Há cerca de vinte anos, ou menos ainda que isto começou e o panorama, a meu ver, é de estarrecer ou de maravilhar pela profusão de tanta categoria pessoal e competência profissional de achas que saem à racha ou de marias à sua mãe.
Os filhos de peixe que sabem nadar já são cardume. E os pescadores sempre os do costume: os que têm alvará de pesca assegurado pelas instituições públicas.
Seria interessante saber o que seria destas firmas se não existisse a avença pública, o serviço pago pela tença e a rede de influências para adjudicar em nome de todos os que contribuem para o orçamento do Estado, sempre na maior e mais perfeita legalidade.

Poderá isto constituir um pathos de corrupção semelhante àquele sempre denunciado em modo deletério pelos paulos morais e marias josés morgados, como já tenho escrito por aqui?
Não tenho a menor dúvida pelo que as críticas que lhes enderecei sobre mim caem, mas o tema, pelo menos, é novo. Ninguém de especial, nos media, se preocupou com este assunto, deste modo, ainda. No entanto, o tema é candente e precisa de exposição. Há evidentemente joio no meio de trigo, sendo delicado misturar nomes avulsos, pelo perigo de injustiças e até de ofensas à honra, mas competiria aos media escrutinar devidamente porque o assunto é de interesse público, lida com a res publica e é o exemplo mais flagrante dos "sistemas de contactos".

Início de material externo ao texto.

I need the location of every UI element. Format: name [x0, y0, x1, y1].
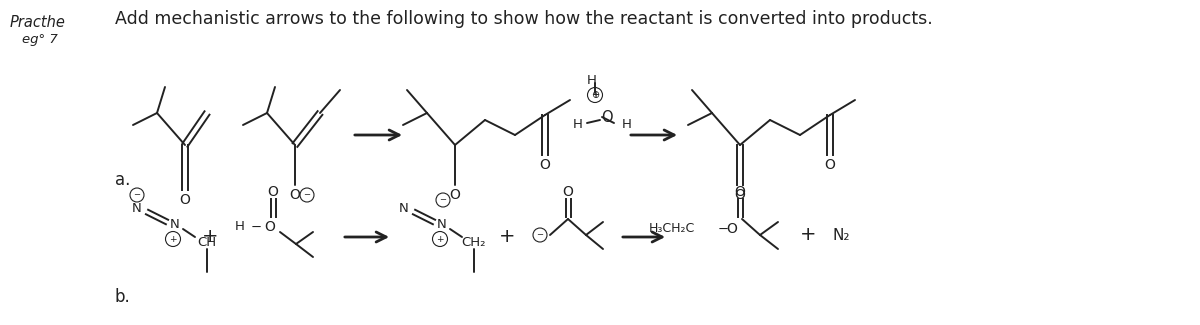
Text: O: O: [734, 188, 745, 202]
Text: a.: a.: [115, 171, 131, 189]
Text: O: O: [264, 220, 276, 234]
Text: −: −: [304, 190, 311, 200]
Text: −: −: [251, 220, 262, 233]
Text: O: O: [289, 188, 300, 202]
Text: N₂: N₂: [832, 227, 850, 242]
Text: H: H: [235, 220, 245, 233]
Text: H: H: [587, 73, 596, 86]
Text: ⊕: ⊕: [590, 90, 599, 100]
Text: O: O: [540, 158, 551, 172]
Text: CH: CH: [198, 237, 216, 250]
Text: H: H: [574, 119, 583, 132]
Text: +: +: [202, 227, 218, 246]
Text: O: O: [180, 193, 191, 207]
Text: +: +: [592, 90, 599, 100]
Text: O: O: [563, 185, 574, 199]
Text: O: O: [734, 185, 745, 199]
Text: H₃CH₂C: H₃CH₂C: [649, 223, 695, 236]
Text: −: −: [718, 223, 728, 236]
Text: +: +: [437, 235, 444, 243]
Text: O: O: [268, 185, 278, 199]
Text: O: O: [450, 188, 461, 202]
Text: O: O: [726, 222, 738, 236]
Text: b.: b.: [115, 288, 131, 306]
Text: Add mechanistic arrows to the following to show how the reactant is converted in: Add mechanistic arrows to the following …: [115, 10, 932, 28]
Text: N: N: [400, 202, 409, 215]
Text: N: N: [437, 218, 446, 231]
Text: +: +: [499, 227, 515, 246]
Text: O: O: [601, 110, 613, 124]
Text: N: N: [132, 202, 142, 215]
Text: Practhe: Practhe: [10, 15, 66, 30]
Text: N: N: [170, 218, 180, 231]
Text: +: +: [169, 235, 176, 243]
Text: eg° 7: eg° 7: [22, 33, 58, 46]
Text: CH₂: CH₂: [462, 237, 486, 250]
Text: −: −: [536, 230, 544, 240]
Text: +: +: [799, 226, 816, 244]
Text: H: H: [622, 119, 632, 132]
Text: −: −: [133, 190, 140, 200]
Text: O: O: [824, 158, 835, 172]
Text: −: −: [439, 196, 446, 204]
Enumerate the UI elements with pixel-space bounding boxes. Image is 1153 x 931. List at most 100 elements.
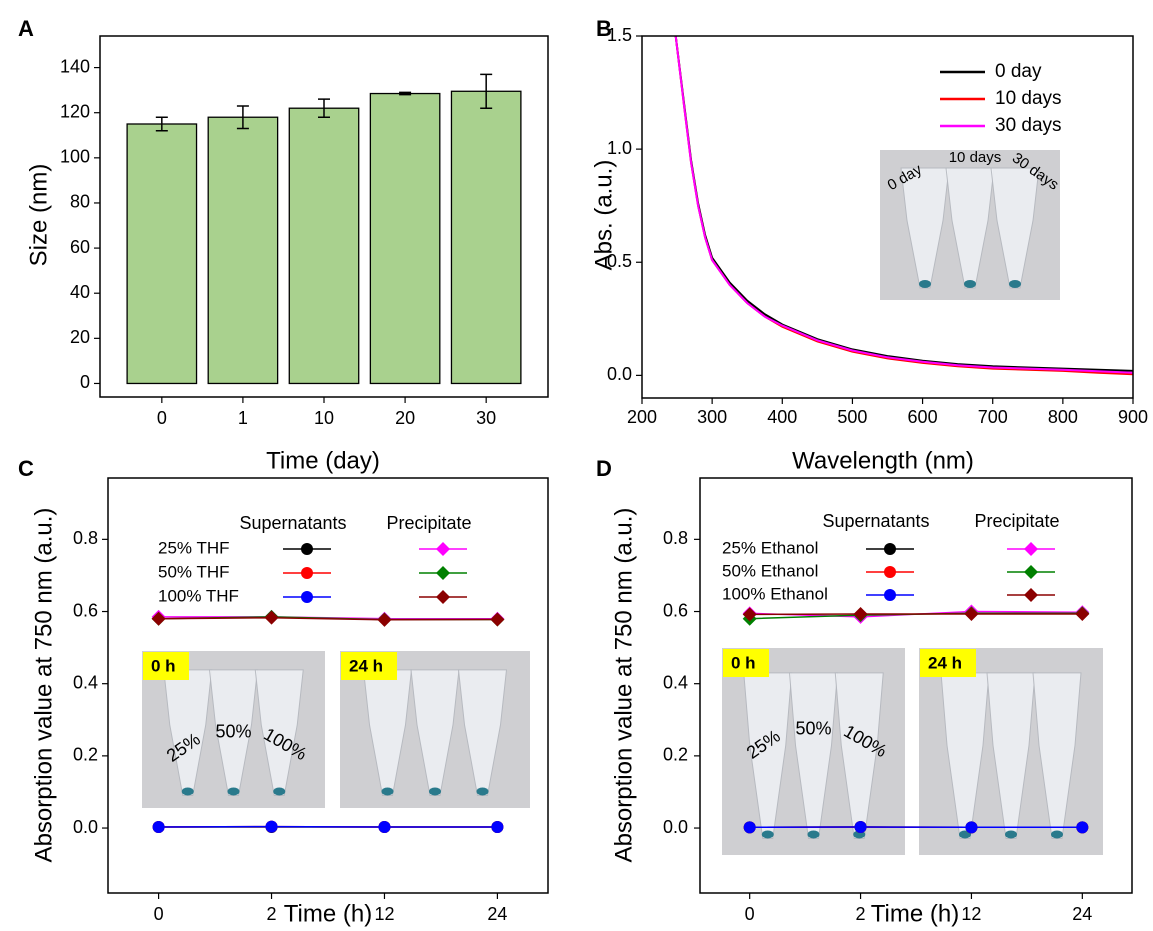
y-tick-label: 0.8 [73, 528, 98, 548]
x-tick-label: 0 [154, 904, 164, 924]
x-tick-label: 700 [978, 407, 1008, 427]
x-axis-label: Time (day) [266, 447, 380, 474]
time-tag [341, 652, 397, 680]
pellet [273, 787, 286, 796]
y-tick-label: 0.6 [73, 600, 98, 620]
marker [884, 589, 896, 601]
marker [1024, 588, 1038, 602]
plot-frame [107, 477, 549, 894]
tube [457, 669, 508, 796]
pellet [761, 830, 774, 839]
tube [990, 167, 1040, 289]
x-tick-label: 200 [627, 407, 657, 427]
pellet [1009, 280, 1021, 288]
error-bar [236, 105, 249, 130]
marker [1076, 821, 1089, 834]
legend-label: 10 days [995, 88, 1062, 109]
x-tick-label: 12 [374, 904, 394, 924]
bar [369, 92, 441, 385]
y-tick-label: 100 [60, 147, 90, 167]
legend-heading: Precipitate [386, 513, 471, 533]
y-axis-label: Size (nm) [25, 164, 52, 267]
time-tag [920, 649, 976, 677]
legend-label: 50% THF [158, 562, 230, 581]
x-tick-label: 20 [395, 408, 415, 428]
error-bar [155, 116, 168, 132]
marker [884, 543, 896, 555]
y-tick-label: 140 [60, 56, 90, 76]
annotation: 50% [795, 718, 831, 738]
annotation: 50% [215, 721, 251, 741]
legend-label: 25% Ethanol [722, 538, 818, 557]
x-axis-label: Time (h) [871, 900, 959, 927]
plot-frame [699, 477, 1133, 894]
pellet [959, 830, 971, 839]
marker [301, 591, 313, 603]
y-tick-label: 0.2 [663, 745, 688, 765]
y-tick-label: 80 [70, 192, 90, 212]
marker [265, 820, 278, 833]
spectrum-line [674, 35, 1134, 374]
x-tick-label: 30 [476, 408, 496, 428]
legend-heading: Precipitate [974, 511, 1059, 531]
x-tick-label: 400 [767, 407, 797, 427]
x-tick-label: 2 [267, 904, 277, 924]
panel: D Time (h) Absorption value at 750 nm (a.u… [596, 456, 1133, 927]
bar [450, 90, 522, 385]
panel-label: A [18, 16, 34, 41]
error-bar [399, 91, 412, 96]
annotation: 0 h [151, 656, 176, 675]
y-axis-label: Absorption value at 750 nm (a.u.) [610, 508, 637, 863]
marker [1024, 542, 1038, 556]
y-tick-label: 0.8 [663, 528, 688, 548]
bar [288, 107, 360, 385]
legend-heading: Supernatants [822, 511, 929, 531]
marker [378, 820, 391, 833]
legend-label: 0 day [995, 61, 1042, 82]
marker [742, 607, 757, 622]
panel: C Time (h) Absorption value at 750 nm (a.u… [18, 456, 549, 927]
time-tag [143, 652, 189, 680]
series-line [158, 616, 498, 621]
legend-label: 25% THF [158, 538, 230, 557]
marker [743, 821, 756, 834]
legend-label: 100% Ethanol [722, 584, 828, 603]
marker [964, 607, 979, 622]
marker [884, 566, 896, 578]
x-tick-label: 600 [908, 407, 938, 427]
y-axis-label: Absorption value at 750 nm (a.u.) [30, 508, 57, 863]
y-tick-label: 0.6 [663, 600, 688, 620]
x-tick-label: 300 [697, 407, 727, 427]
tube [834, 672, 884, 839]
x-tick-label: 24 [1072, 904, 1092, 924]
marker [301, 543, 313, 555]
marker [151, 611, 166, 626]
marker [436, 590, 450, 604]
y-tick-label: 40 [70, 282, 90, 302]
marker [490, 612, 505, 627]
pellet [181, 787, 194, 796]
x-tick-label: 10 [314, 408, 334, 428]
error-bar [480, 73, 493, 109]
marker [1024, 565, 1038, 579]
marker [301, 567, 313, 579]
bar [207, 116, 279, 385]
legend-heading: Supernatants [239, 513, 346, 533]
x-tick-label: 900 [1118, 407, 1148, 427]
x-tick-label: 800 [1048, 407, 1078, 427]
plot-frame [99, 35, 549, 398]
x-tick-label: 12 [961, 904, 981, 924]
x-axis-label: Time (h) [284, 900, 372, 927]
y-tick-label: 0.5 [607, 251, 632, 271]
marker [436, 542, 450, 556]
pellet [429, 787, 441, 796]
y-tick-label: 0.0 [663, 817, 688, 837]
marker [436, 566, 450, 580]
y-tick-label: 0.0 [607, 364, 632, 384]
tube [254, 669, 304, 796]
pellet [381, 787, 394, 796]
marker [152, 820, 165, 833]
y-tick-label: 0.4 [663, 672, 688, 692]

Mas como lidarão os media se nem sequer se dão conta do problema? Parafraseando o outro, se não sabem porque iriam perguntar?
Isso para não incluir os ricardos costas e quejandos cujo tema os aborrece, naturalmente. A corrida deles não é nestas pistas. É sempre ao lado de quem ganha...
Luis Costa , 05 Julho 2012
...
Fiquei a saber que os cheques, livranças e letras são títulos fiáveis e que não são documentos particulares e que, no desempenho da profissão de juiz, tenho apetites e obediências. Espantoso.